I mentioned the Pro SSD is larger, and it is. Though SSDs themselves don't vary a lot in size, so why is this one bigger? The answer lies in Thunderbolt.

G-Drive Mobile Pro SSD (left) along side the G-Drive Mobile SSD R-Series (right).

Because the Pro SSD has significantly higher performance than the original, it generates more heat. To address this, G-Technology installed a larger aluminum core to support and dissipate the heat and allowing them to sustain the Pro SSD's performance. Thanks to the larger core, they can keep the performance of the drive consistent through its use without throttling it.

While the Pro SSD is much bigger, it's by no means ungainly or "large." It will still easily fit into bag pockets or pouches and will minimally expand a travel kit.

There is a note I want to make regarding the Pro SSD's switch over to Thunderbolt, and that's its compatibility with USB. If you didn't notice, I didn't test the Pro SSD using USB-A to USB-C, a common speed test I run with our other storage media reviews. The reason I did not do it in this case is because USB-A to USB-C cables don't work with this drive. I was unable to confirm why prior to publication (but will update if I hear otherwise), but I am guessing this is due to the necessary power it takes to run the Pro SSD. Though USB-C to USB-C works, USB-C can also transfer a fair bit more power to the devices it's connected to. So because this drive doesn't seem to work with older USB-A connections, that means it's a bit less versatile than other storage media on the market.
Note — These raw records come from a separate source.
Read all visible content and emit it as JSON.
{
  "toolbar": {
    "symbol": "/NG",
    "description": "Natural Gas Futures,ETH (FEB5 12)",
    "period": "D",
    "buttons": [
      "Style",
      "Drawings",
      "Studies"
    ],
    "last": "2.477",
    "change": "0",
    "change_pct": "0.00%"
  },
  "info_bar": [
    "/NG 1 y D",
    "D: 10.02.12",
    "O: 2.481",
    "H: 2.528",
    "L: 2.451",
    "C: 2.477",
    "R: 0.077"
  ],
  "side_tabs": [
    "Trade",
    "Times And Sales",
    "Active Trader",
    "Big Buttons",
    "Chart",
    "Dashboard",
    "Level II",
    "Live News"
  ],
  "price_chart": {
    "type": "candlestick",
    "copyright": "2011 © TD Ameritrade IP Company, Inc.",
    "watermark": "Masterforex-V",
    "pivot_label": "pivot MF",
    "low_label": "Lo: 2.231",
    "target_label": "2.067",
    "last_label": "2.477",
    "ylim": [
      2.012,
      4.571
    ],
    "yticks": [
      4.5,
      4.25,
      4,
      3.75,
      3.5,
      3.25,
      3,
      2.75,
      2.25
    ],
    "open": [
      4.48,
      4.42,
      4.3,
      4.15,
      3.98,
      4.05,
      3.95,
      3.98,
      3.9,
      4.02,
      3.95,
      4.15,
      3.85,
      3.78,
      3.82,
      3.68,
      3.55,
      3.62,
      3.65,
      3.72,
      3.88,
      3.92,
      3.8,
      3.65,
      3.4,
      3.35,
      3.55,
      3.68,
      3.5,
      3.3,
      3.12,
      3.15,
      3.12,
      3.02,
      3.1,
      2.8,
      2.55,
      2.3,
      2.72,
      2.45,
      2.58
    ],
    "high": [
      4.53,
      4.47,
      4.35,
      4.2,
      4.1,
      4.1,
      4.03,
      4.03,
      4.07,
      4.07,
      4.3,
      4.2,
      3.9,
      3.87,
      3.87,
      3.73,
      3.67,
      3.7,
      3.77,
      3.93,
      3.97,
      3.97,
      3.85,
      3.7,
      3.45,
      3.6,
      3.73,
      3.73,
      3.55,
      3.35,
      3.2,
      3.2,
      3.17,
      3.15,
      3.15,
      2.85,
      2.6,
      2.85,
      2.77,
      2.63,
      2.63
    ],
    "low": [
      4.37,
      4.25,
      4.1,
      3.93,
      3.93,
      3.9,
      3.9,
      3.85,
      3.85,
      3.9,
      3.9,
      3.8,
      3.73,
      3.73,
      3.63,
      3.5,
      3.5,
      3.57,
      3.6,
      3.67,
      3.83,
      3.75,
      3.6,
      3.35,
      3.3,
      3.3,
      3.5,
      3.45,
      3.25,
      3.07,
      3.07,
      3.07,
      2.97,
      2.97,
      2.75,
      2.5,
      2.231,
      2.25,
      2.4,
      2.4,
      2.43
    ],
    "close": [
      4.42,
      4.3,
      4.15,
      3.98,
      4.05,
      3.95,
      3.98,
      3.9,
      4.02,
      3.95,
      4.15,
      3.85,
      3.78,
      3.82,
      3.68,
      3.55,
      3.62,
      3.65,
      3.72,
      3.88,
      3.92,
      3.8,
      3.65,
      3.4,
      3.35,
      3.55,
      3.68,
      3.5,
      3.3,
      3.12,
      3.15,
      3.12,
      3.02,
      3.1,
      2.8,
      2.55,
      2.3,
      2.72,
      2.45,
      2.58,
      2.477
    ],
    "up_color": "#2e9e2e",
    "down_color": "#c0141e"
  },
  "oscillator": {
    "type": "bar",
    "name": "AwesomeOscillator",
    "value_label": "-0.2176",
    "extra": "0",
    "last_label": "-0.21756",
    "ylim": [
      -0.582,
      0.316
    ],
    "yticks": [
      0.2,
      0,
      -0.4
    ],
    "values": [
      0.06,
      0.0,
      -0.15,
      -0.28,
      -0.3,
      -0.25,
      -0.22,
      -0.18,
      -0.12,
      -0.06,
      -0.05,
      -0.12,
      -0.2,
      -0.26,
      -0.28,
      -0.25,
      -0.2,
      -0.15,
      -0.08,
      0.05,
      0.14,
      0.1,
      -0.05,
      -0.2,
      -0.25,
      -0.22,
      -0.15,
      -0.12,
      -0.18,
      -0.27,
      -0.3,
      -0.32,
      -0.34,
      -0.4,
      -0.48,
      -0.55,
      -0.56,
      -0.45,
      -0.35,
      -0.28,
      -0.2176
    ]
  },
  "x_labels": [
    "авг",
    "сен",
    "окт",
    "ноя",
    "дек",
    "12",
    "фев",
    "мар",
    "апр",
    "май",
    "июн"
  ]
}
If there is one other small thing I could complain about with regard to this SSD, it's that we can't take full advantage of Thunderbolt's capabilities because there is only one Thunderbolt port on the device. Thunderbolt, in addition to a much bigger bandwidth pipe, also allows for Daisy Chain, or connecting a set of Thunderbolt devices together and piping them into one computer port. It's a very efficient method of connecting a host of products together without taking up more than one port on your computer, and having a second Thunderbolt 3 port on the Pro SSD would allow it to fit into a Thunderbolt 3 ecosystem more effectively.


  • Insanely fast transfer rates, the fastest we have ever tested
  • Ruggedized exterior makes it durable and shock resistant
  • Works with both Thunderbolt and USB-C
  • Totally silent operation
  • Still relatively small and compact


  • Pricey at $229 for 500GB and $629 for 1 TB
  • Does not work with USB-A to USB-C cables

In the above cons list, you probably noticed those price points. Yeah, brand new the G-Drive Mobile Pro SSD is $229 for 500 GB and $629 for 1 TB, which is pretty expensive if you're judging it based just on capacity. But the Pro SSD isn't really a capacity-centric device: you're paying for raw speed. If you need this kind of horsepower, it's going to cost you and honestly the $629 isn't that much for a working professional. This device will make video editors' lives a lot better, and that right there is going to be worth it to them. And to me, yes. This is worth it. It's an absolute hot rod of a storage device, and that kind of performance is something my business demands.